On Sunday Phil, Zoe and I decided to pack up and hang out with the extended family. It’s always a nice visit punctuated with food, a few laughs and…a movie. Sunday’s Netflix Movie Pick was “Black Swan,” which Phil and I had already seen in the comforts of our home, but were happy to oblige our Aunts and watch it again. Though the movie had already been picked, I co-signed for the movie saying “It’s a great movie,” “We hated for it to end,” “You’re definitely going to like it,” etc. etc. But, what I hadn’t remembered was that there were explicit scenes of self-loving and girl-on-girl action. Yikes!
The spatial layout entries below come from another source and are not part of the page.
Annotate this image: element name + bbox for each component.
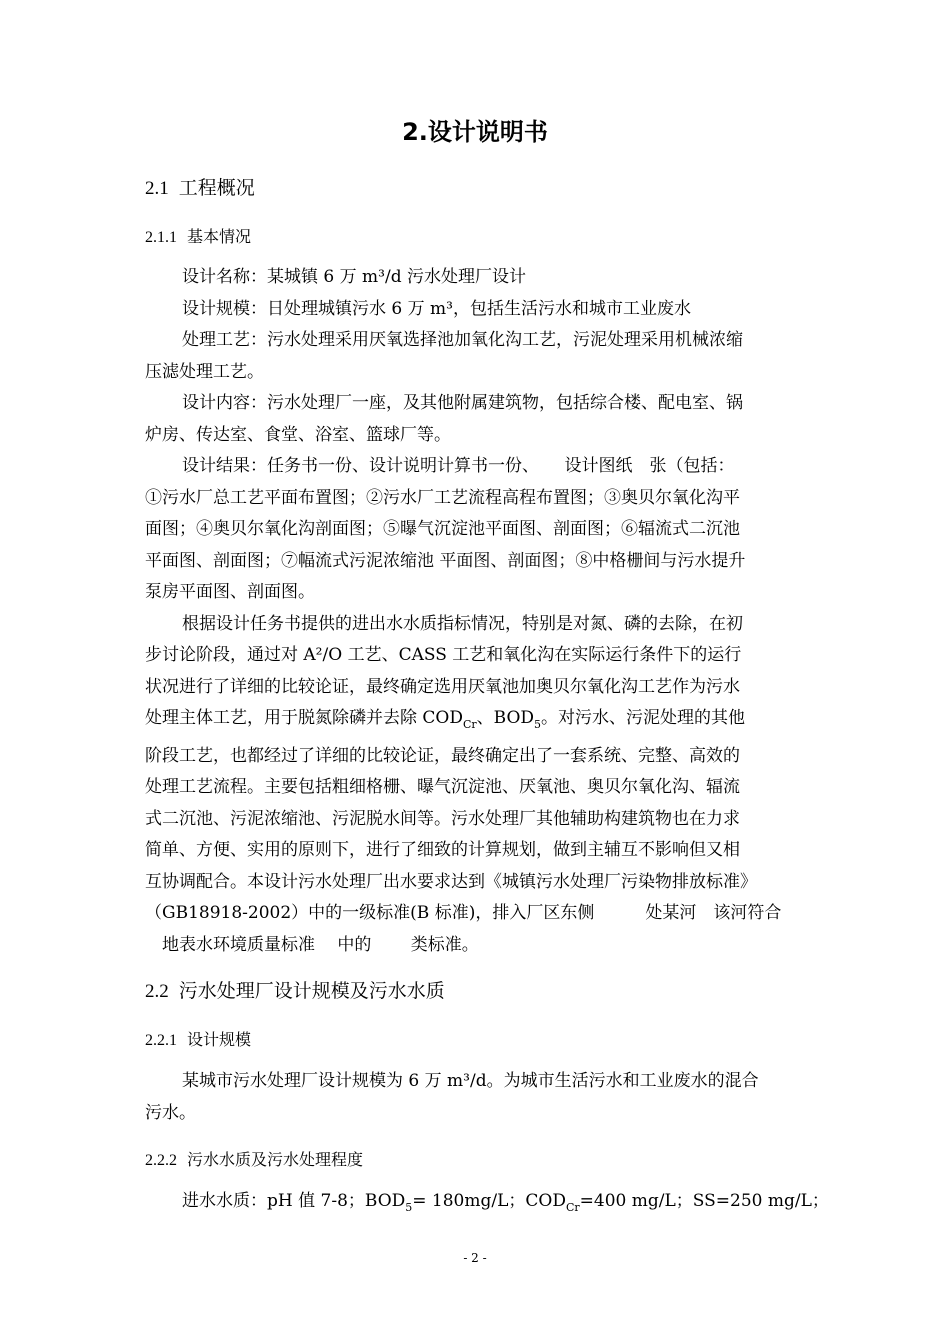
process-line: 压滤处理工艺。 <box>145 361 264 382</box>
section-number: 2.1.1 <box>145 229 177 246</box>
section-title: 污水处理厂设计规模及污水水质 <box>178 980 445 1002</box>
discussion-line: 简单、方便、实用的原则下，进行了细致的计算规划，做到主辅互不影响但又相 <box>145 840 740 860</box>
section-heading-2-1 <box>145 173 255 200</box>
result-line: 面图；④奥贝尔氧化沟剖面图；⑤曝气沉淀池平面图、剖面图；⑥辐流式二沉池 <box>145 519 740 539</box>
discussion-text: 、BOD <box>476 708 535 728</box>
discussion-line: 处理工艺流程。主要包括粗细格栅、曝气沉淀池、厌氧池、奥贝尔氧化沟、辐流 <box>145 777 740 797</box>
result-line: ①污水厂总工艺平面布置图；②污水厂工艺流程高程布置图；③奥贝尔氧化沟平 <box>145 487 740 508</box>
discussion-line: 互协调配合。本设计污水处理厂出水要求达到《城镇污水处理厂污染物排放标准》 <box>145 871 757 892</box>
scale-line: 某城市污水处理厂设计规模为 6 万 m³/d。为城市生活污水和工业废水的混合 <box>182 1071 759 1091</box>
discussion-line: 式二沉池、污泥浓缩池、污泥脱水间等。污水处理厂其他辅助构建筑物也在力求 <box>145 808 740 829</box>
document-title: 2.设计说明书 <box>402 118 548 146</box>
quality-paragraph <box>145 1186 829 1224</box>
design-name-line: 设计名称：某城镇 6 万 m³/d 污水处理厂设计 <box>182 267 526 287</box>
quality-text: 进水水质：pH 值 7-8；BOD <box>182 1191 406 1211</box>
subscript: 5 <box>534 718 542 731</box>
discussion-line: 根据设计任务书提供的进出水水质指标情况，特别是对氮、磷的去除，在初 <box>182 613 743 634</box>
quality-line <box>145 1186 829 1224</box>
section-heading-2-1-1 <box>145 224 251 247</box>
design-scale-line: 设计规模：日处理城镇污水 6 万 m³，包括生活污水和城市工业废水 <box>182 298 691 319</box>
page-number: - 2 - <box>463 1251 487 1265</box>
section-title: 基本情况 <box>187 227 252 246</box>
content-line: 炉房、传达室、食堂、浴室、篮球厂等。 <box>145 424 451 445</box>
quality-text: = 180mg/L；COD <box>412 1191 566 1211</box>
discussion-line: （GB18918-2002）中的一级标准(B 标准)，排入厂区东侧 处某河 该河符合 <box>145 903 782 923</box>
discussion-line: 阶段工艺，也都经过了详细的比较论证，最终确定出了一套系统、完整、高效的 <box>145 745 740 766</box>
section-title: 工程概况 <box>178 177 255 199</box>
section-number: 2.2.1 <box>145 1032 177 1049</box>
discussion-text: 处理主体工艺，用于脱氮除磷并去除 COD <box>145 708 463 728</box>
basic-info-paragraphs <box>145 262 807 961</box>
section-heading-2-2 <box>145 976 445 1003</box>
scale-paragraph <box>145 1066 807 1129</box>
discussion-line <box>145 703 807 741</box>
section-heading-2-2-2 <box>145 1147 363 1170</box>
process-line: 处理工艺：污水处理采用厌氧选择池加氧化沟工艺，污泥处理采用机械浓缩 <box>182 330 743 350</box>
section-heading-2-2-1 <box>145 1027 251 1050</box>
discussion-line: 地表水环境质量标准 中的 类标准。 <box>145 934 479 955</box>
subscript: Cr <box>565 1201 580 1214</box>
subscript: 5 <box>405 1201 413 1214</box>
section-number: 2.1 <box>145 178 169 199</box>
discussion-line: 状况进行了详细的比较论证，最终确定选用厌氧池加奥贝尔氧化沟工艺作为污水 <box>145 676 740 697</box>
discussion-line: 步讨论阶段，通过对 A²/O 工艺、CASS 工艺和氧化沟在实际运行条件下的运行 <box>145 645 742 665</box>
result-line: 设计结果：任务书一份、设计说明计算书一份、 设计图纸 张（包括： <box>182 456 735 476</box>
section-title: 设计规模 <box>187 1030 252 1049</box>
discussion-text: 。对污水、污泥处理的其他 <box>541 708 746 728</box>
section-title: 污水水质及污水处理程度 <box>187 1150 364 1169</box>
section-number: 2.2.2 <box>145 1152 177 1169</box>
quality-text: =400 mg/L；SS=250 mg/L； <box>579 1191 829 1211</box>
subscript: Cr <box>462 718 477 731</box>
scale-line: 污水。 <box>145 1102 196 1123</box>
result-line: 平面图、剖面图；⑦幅流式污泥浓缩池 平面图、剖面图；⑧中格栅间与污水提升 <box>145 550 746 571</box>
content-line: 设计内容：污水处理厂一座，及其他附属建筑物，包括综合楼、配电室、锅 <box>182 393 743 413</box>
section-number: 2.2 <box>145 981 169 1002</box>
result-line: 泵房平面图、剖面图。 <box>145 582 315 602</box>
Now truth be told, the movie was certainly milder than most of today’s movies. There wasn’t a ton of blood and gore, nor seriously vulgar language, and truthfully, I could count the explicit scenes. Still, watching any movie besides Mary Poppins with your seasoned aunts, cousin, husband and baby girl makes for some seriously awkward moments. At times I’d wished I could merge with the wall, or dust off my teleporting skills. Funny remarks about the scenes only made them worse and intensified my prayer for Zoe (who was playing happily in my arms) to have a complete melt-down and send me racing out of the room.
Now, maybe it’s just me, but ever since adolescence I could never shake the uncomfortable feelings associated with talking or (in this case) viewing sex. I sometimes even blush at my husbands proposals from time to time and we’ve made a baby! It’s not that I’m a prude or anything, and I’m probably not the most chaste or modest person you’ve met, but there is something about it that makes me feel… a queasy-kind-of-awkwardness.
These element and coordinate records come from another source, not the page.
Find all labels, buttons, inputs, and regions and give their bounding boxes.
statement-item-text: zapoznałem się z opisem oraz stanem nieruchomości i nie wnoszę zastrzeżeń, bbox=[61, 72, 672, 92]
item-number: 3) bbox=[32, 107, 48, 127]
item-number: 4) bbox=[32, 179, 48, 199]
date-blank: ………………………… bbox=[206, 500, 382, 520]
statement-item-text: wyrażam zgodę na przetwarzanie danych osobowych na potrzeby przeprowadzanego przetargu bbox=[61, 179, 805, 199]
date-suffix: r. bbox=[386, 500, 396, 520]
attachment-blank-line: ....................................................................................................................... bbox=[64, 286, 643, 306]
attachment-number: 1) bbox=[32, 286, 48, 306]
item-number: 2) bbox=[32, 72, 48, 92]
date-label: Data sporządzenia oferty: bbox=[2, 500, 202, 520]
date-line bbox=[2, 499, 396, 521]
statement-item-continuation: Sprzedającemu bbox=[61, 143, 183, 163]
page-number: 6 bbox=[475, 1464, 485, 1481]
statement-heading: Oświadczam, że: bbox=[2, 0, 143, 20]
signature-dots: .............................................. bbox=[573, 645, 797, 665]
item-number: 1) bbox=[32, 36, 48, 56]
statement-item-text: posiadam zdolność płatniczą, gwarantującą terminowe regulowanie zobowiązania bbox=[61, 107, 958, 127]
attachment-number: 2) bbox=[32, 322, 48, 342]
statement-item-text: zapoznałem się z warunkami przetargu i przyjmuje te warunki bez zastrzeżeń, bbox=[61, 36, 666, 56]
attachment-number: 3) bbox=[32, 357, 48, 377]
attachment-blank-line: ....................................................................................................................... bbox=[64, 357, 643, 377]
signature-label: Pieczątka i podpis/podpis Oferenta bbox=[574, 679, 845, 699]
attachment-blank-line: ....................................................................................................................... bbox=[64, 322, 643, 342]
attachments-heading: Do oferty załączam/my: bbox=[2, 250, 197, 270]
I know that at some point Zoe will begin to put the pieces together, since our brave new world doesn’t lend itself to preserving innocence, and I’ll have to explain the birds and the bees to her. Will she be squirmy and uncomfortable during our Mommy/Daughter chat? I don’t know. Will she go running from the room as a teenager or as an adult if some explicit scene invades our television? I don’t know. Will I go running from the room? Probably so!
Not sure where this leaves me. I suppose I can press the delete button on this memory and perhaps even clear the caches. But something tells me that I haven’t seen the last of this queasy-kind-of-awkwardness.